Namun, mereka memiliki satu kesamaan: Mereka menghabiskan waktu di tempat dengan kepadatan anjing yang tinggi, seperti fasilitas asrama, tempat penitipan anjing, atau taman anjing. Dr Ganzer mengatakan dia khawatir dokter hewan akan melihat peningkatan kasus karena semakin banyak pemilik yang memelihara anjing mereka atau mengirim mereka ke tempat penitipan anak selama liburan.

“Kami benar-benar berharap masyarakat akan mengurangi keinginan untuk melakukan hal ini begitu kabar ini tersebar,” katanya. “Komunitas dokter hewan secara keseluruhan agak takut.”

Sejak pertengahan Agustus, dokter hewan Oregon telah melaporkan lebih dari 200 kasus, menurut Asosiasi Medis Hewan Amerika.

Stephen Kocsis, kepala petugas medis di Oregon Humane Society, mengatakan dia tidak ingin masyarakat panik karena jumlah tersebut mewakili jumlah kecil dari seluruh anjing di negara bagian tersebut.

“Kami tidak melihat peningkatan penyakit pernapasan di luar perkiraan normal pada hewan peliharaan yang mungkin terserang penyakit pernapasan,” katanya.

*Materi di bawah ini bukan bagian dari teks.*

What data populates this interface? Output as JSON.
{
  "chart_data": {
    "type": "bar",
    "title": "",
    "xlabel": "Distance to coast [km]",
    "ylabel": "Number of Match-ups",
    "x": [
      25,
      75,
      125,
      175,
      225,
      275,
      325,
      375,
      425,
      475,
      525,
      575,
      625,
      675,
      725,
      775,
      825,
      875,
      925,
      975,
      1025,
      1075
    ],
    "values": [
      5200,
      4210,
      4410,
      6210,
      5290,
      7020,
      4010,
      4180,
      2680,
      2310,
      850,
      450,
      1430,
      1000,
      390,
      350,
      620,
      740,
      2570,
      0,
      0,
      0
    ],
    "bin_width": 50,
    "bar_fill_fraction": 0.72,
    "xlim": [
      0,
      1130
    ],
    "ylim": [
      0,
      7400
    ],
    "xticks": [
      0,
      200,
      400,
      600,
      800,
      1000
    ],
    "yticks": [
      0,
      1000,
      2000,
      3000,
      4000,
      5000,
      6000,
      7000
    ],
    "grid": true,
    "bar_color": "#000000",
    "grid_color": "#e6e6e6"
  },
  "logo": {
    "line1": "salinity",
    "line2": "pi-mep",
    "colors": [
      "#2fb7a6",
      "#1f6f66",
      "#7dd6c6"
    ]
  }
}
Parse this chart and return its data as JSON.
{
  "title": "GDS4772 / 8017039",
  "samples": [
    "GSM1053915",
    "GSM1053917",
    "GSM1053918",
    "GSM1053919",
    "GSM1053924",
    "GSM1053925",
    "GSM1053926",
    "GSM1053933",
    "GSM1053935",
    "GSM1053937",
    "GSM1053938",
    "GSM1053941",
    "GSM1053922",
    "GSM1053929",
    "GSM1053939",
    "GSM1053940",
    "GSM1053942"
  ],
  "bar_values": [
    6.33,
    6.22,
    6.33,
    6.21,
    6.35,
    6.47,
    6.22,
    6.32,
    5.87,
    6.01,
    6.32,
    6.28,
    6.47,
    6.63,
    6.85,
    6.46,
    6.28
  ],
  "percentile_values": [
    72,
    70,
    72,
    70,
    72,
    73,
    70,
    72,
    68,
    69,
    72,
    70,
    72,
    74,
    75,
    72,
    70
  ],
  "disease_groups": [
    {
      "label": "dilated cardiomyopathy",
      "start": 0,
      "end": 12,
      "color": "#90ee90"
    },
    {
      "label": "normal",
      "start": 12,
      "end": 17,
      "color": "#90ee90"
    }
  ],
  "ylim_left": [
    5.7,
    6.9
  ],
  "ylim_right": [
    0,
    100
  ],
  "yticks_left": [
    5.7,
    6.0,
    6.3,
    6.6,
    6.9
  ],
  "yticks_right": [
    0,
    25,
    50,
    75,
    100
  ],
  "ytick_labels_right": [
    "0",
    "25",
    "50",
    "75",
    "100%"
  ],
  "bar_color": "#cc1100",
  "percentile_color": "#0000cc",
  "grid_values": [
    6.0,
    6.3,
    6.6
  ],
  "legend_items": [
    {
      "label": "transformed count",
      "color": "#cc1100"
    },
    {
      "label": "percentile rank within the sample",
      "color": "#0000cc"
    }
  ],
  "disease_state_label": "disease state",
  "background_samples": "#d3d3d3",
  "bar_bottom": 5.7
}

Ia menambahkan, banyak penyakit pernafasan yang bisa diobati.

Misalnya, anjing yang menderita batuk kennel mungkin memiliki gejala serupa, seperti batuk, kurang nafsu makan, demam, dan lesu, yang biasanya hilang dalam satu hingga tiga minggu. Pemilik tidak perlu khawatir jika anjingnya menunjukkan gejala penyakit yang muncul ini, tetapi harus bersikap proaktif.

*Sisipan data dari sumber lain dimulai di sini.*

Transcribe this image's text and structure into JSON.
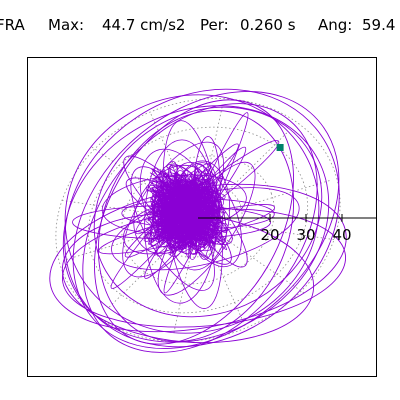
{
  "header": {
    "station": "FRA",
    "max_label": "Max:",
    "max_value": "44.7 cm/s2",
    "per_label": "Per:",
    "per_value": "0.260 s",
    "ang_label": "Ang:",
    "ang_value": "59.4"
  },
  "chart_data": {
    "type": "line",
    "title": "",
    "xlabel": "",
    "ylabel": "",
    "axis_ticks": [
      "20",
      "30",
      "40"
    ],
    "tick_values": [
      20,
      30,
      40
    ],
    "max_point": {
      "x": 22.8,
      "y": 38.4
    },
    "grid": "dotted polar rings and radial spokes",
    "colors": {
      "trace": "#8a00d4",
      "marker": "#00806a",
      "grid": "#8c8c8c",
      "axis": "#000000"
    }
  }
}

“Kita semua pernah mengalami COVID,” katanya. “Menurut saya, jika anjing Anda menunjukkan tanda-tanda penyakit pernafasan, isolasi dia di rumah, hubungi dokter hewan, dan periksakan dia.”

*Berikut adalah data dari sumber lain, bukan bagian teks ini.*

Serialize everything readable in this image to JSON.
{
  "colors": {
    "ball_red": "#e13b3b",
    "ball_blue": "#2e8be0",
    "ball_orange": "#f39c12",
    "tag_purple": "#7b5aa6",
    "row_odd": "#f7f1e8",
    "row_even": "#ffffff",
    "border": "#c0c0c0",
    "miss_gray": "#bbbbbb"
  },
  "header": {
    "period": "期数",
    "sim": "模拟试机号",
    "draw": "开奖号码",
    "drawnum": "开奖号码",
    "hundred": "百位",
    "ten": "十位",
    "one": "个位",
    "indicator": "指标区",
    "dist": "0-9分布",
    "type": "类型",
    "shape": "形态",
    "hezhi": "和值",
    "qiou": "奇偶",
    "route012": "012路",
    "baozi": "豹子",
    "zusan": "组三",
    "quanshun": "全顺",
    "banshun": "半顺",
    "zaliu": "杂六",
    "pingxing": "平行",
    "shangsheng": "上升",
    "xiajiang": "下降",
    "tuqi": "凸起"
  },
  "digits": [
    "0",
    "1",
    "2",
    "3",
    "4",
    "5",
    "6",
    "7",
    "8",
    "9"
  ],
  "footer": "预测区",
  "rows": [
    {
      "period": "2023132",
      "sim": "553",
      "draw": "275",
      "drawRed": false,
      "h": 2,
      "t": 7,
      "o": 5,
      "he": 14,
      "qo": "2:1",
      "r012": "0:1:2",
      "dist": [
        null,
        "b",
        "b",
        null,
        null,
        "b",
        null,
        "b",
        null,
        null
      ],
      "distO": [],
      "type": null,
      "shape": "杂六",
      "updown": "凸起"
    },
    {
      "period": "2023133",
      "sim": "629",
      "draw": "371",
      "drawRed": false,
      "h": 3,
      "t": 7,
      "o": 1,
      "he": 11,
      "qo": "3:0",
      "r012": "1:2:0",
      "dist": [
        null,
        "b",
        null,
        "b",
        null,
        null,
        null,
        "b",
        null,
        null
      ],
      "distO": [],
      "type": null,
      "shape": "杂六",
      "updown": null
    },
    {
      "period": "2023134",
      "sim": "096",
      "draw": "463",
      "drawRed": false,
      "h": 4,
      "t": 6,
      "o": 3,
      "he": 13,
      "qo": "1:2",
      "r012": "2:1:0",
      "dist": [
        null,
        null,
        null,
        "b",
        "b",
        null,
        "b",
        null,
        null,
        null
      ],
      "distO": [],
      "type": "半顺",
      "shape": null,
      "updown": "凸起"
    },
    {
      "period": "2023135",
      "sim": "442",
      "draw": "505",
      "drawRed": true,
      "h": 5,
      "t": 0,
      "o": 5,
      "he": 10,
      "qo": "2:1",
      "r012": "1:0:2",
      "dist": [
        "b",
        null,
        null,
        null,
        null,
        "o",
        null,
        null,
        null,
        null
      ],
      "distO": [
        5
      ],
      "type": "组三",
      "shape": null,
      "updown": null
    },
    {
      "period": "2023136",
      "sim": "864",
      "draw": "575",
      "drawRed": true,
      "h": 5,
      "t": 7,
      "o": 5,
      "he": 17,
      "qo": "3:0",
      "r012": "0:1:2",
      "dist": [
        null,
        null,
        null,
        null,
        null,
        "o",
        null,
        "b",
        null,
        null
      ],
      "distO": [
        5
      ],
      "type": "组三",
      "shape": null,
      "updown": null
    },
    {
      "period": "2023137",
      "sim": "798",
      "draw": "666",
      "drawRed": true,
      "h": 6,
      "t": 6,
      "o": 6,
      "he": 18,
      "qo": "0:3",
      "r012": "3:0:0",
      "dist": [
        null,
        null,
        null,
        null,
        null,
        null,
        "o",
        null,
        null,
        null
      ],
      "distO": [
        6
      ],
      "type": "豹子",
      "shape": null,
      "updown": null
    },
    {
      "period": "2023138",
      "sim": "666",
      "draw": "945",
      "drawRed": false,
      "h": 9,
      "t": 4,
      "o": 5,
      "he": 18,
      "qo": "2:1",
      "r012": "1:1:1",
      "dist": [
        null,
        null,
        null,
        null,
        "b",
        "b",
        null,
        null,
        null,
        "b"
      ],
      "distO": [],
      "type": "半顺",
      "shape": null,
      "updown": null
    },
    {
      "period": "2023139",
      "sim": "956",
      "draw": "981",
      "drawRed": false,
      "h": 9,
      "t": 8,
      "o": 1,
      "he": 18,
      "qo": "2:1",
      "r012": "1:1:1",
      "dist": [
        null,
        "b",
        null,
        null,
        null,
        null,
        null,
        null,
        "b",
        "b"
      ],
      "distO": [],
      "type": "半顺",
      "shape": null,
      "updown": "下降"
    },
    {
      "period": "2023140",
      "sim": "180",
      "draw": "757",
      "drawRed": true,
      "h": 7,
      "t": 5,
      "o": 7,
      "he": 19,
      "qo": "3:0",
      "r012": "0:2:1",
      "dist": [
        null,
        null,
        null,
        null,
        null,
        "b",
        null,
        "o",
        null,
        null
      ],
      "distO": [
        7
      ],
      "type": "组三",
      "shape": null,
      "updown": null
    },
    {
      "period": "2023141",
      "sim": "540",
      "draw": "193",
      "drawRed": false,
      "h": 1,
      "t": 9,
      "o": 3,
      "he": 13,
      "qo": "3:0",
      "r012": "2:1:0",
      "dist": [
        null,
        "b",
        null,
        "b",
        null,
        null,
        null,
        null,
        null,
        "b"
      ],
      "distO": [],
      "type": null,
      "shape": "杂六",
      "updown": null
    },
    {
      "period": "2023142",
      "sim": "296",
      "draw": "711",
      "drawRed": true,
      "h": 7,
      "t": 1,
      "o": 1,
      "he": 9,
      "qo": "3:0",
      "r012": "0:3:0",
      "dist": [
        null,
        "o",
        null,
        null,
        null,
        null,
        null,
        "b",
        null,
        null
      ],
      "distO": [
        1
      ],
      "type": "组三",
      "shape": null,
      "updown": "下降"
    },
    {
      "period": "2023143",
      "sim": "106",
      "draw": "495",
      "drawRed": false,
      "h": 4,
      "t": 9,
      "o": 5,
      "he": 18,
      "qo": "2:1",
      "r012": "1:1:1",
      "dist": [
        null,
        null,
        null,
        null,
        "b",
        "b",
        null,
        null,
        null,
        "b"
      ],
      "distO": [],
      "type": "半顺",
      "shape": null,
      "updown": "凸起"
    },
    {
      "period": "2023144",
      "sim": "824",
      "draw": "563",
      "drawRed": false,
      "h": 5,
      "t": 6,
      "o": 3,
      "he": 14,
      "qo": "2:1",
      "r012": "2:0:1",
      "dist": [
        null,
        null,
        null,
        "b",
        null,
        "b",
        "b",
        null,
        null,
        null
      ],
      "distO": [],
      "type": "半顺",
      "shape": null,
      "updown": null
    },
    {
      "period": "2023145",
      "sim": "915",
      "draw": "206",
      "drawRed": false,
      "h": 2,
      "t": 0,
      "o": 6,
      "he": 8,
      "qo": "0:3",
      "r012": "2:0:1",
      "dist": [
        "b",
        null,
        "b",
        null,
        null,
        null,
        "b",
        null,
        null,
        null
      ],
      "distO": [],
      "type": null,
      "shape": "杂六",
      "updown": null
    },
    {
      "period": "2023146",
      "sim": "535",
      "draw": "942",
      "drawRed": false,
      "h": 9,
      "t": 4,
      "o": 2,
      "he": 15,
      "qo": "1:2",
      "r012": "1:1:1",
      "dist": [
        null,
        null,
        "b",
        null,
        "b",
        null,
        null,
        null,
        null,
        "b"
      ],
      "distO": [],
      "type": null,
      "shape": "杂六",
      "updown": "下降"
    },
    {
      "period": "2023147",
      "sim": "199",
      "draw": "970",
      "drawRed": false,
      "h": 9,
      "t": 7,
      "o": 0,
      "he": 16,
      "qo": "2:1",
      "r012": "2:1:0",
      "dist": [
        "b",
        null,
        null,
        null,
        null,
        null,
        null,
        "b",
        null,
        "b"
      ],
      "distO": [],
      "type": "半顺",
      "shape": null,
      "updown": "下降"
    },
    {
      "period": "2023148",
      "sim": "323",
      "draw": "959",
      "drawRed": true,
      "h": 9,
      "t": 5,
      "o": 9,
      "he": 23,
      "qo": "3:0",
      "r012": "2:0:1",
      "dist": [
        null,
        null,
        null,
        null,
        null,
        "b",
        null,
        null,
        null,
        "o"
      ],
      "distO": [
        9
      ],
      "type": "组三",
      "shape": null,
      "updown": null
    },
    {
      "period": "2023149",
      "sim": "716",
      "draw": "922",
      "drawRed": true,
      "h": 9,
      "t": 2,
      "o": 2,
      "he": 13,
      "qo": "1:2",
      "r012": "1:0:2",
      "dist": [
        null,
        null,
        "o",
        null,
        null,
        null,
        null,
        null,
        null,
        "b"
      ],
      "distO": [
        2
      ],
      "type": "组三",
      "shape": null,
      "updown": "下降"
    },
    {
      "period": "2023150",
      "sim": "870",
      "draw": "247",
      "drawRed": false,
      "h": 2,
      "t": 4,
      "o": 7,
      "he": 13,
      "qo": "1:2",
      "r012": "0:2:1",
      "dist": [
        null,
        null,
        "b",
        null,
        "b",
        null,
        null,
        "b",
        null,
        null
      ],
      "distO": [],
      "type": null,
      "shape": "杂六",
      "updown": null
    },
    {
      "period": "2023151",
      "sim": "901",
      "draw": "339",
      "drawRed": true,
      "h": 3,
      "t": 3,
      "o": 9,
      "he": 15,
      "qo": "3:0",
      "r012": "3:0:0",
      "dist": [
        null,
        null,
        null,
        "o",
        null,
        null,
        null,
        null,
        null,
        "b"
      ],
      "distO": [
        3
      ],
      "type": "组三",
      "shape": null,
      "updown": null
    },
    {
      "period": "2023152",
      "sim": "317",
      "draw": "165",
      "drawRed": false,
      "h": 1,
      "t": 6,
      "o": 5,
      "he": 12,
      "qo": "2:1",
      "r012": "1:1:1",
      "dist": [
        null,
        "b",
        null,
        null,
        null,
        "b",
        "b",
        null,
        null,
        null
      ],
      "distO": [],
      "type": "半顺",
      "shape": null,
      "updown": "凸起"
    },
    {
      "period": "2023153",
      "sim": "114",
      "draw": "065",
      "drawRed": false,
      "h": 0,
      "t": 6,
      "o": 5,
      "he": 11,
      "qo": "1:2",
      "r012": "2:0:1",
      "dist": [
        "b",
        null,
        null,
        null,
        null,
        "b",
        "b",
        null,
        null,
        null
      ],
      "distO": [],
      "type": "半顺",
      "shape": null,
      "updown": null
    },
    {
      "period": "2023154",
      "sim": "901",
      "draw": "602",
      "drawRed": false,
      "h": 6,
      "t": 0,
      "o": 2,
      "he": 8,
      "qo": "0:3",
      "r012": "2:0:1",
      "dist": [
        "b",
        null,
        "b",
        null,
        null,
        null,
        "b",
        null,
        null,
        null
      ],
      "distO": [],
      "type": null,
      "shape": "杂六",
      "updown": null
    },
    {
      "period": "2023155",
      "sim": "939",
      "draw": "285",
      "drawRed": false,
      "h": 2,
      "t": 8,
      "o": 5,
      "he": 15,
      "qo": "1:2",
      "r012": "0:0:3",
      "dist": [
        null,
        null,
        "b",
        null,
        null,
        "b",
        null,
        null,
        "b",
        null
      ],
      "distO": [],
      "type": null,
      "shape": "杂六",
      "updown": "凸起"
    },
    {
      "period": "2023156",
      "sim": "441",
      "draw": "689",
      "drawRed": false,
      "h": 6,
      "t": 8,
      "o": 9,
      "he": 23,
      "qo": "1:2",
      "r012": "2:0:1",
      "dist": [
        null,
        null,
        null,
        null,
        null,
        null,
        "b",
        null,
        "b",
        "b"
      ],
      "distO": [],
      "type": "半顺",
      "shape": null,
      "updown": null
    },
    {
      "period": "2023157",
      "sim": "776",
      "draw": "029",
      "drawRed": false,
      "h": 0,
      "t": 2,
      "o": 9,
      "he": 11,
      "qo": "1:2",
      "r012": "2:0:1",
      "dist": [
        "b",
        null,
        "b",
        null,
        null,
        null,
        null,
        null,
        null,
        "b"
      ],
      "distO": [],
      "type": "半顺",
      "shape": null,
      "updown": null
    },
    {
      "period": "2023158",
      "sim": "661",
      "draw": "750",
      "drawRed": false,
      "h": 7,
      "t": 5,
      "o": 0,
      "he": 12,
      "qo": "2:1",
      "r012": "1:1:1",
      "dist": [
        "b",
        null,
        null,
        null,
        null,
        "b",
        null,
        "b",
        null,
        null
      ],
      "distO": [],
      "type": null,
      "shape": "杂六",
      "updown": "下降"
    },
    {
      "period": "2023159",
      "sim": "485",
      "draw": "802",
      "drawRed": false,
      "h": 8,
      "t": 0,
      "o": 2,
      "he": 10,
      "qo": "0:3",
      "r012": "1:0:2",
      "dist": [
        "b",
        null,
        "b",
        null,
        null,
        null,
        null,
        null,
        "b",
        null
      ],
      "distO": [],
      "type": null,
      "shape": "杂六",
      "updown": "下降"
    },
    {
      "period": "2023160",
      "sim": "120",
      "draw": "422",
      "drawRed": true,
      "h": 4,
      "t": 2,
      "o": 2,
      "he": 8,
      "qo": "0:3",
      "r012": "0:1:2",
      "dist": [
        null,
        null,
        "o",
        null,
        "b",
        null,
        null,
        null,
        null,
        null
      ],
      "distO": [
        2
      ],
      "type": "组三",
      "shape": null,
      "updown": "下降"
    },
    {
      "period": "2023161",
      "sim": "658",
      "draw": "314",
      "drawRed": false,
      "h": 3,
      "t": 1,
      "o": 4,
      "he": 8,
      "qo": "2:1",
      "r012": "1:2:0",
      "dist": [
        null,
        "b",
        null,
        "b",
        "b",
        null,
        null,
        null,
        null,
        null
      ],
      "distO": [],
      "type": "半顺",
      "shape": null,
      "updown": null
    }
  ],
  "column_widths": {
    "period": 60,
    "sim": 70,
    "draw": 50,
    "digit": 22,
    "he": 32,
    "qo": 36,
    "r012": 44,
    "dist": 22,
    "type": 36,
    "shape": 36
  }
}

Anjing dapat pulih dari penyakit pernapasan dengan sendirinya atau dengan bantuan antibiotik, tetapi hal tersebut tidak selalu terjadi pada penyakit yang terakhir, kata Dr. Curt Williams, direktur Laboratorium Diagnostik Hewan Oregon di Carlson College of Veterinary Medicine. Di Universitas Negeri Oregon.

“Pada anjing-anjing ini, penyakitnya bisa bertahan lebih lama atau malah semakin menurun dan menyebabkan akibat yang sangat serius, termasuk kematian,” katanya.

Para ahli tidak yakin apakah penyakit ini disebabkan oleh bakteri atau virus. Beberapa dokter hewan di Oregon berasumsi penyakit ini mungkin disebabkan oleh virus karena anjing yang mereka rawat tidak merespons antibiotik.

“Saya terbuka terhadap hal ini, dan saya terbuka terhadap hal yang bahkan tidak kita pikirkan,” kata Dr. Williams.

David Needle, ahli patologi hewan senior di Laboratorium Diagnostik Hewan New Hampshire di Universitas New Hampshire, telah meneliti penyakit ini selama sekitar satu tahun.

Needle dan rekan-rekannya di Pusat Penelitian Genomik Hubbard di universitas tersebut berharap mendapatkan kejelasan setelah melakukan tes untuk menentukan apakah organisme penyebab penyakit, berdasarkan sampel dari seluruh negeri, memiliki susunan genetik yang sama.

“Ada sesuatu yang penting sedang terjadi,” tambahnya. “Apakah ini hal yang sama masih harus dilihat.”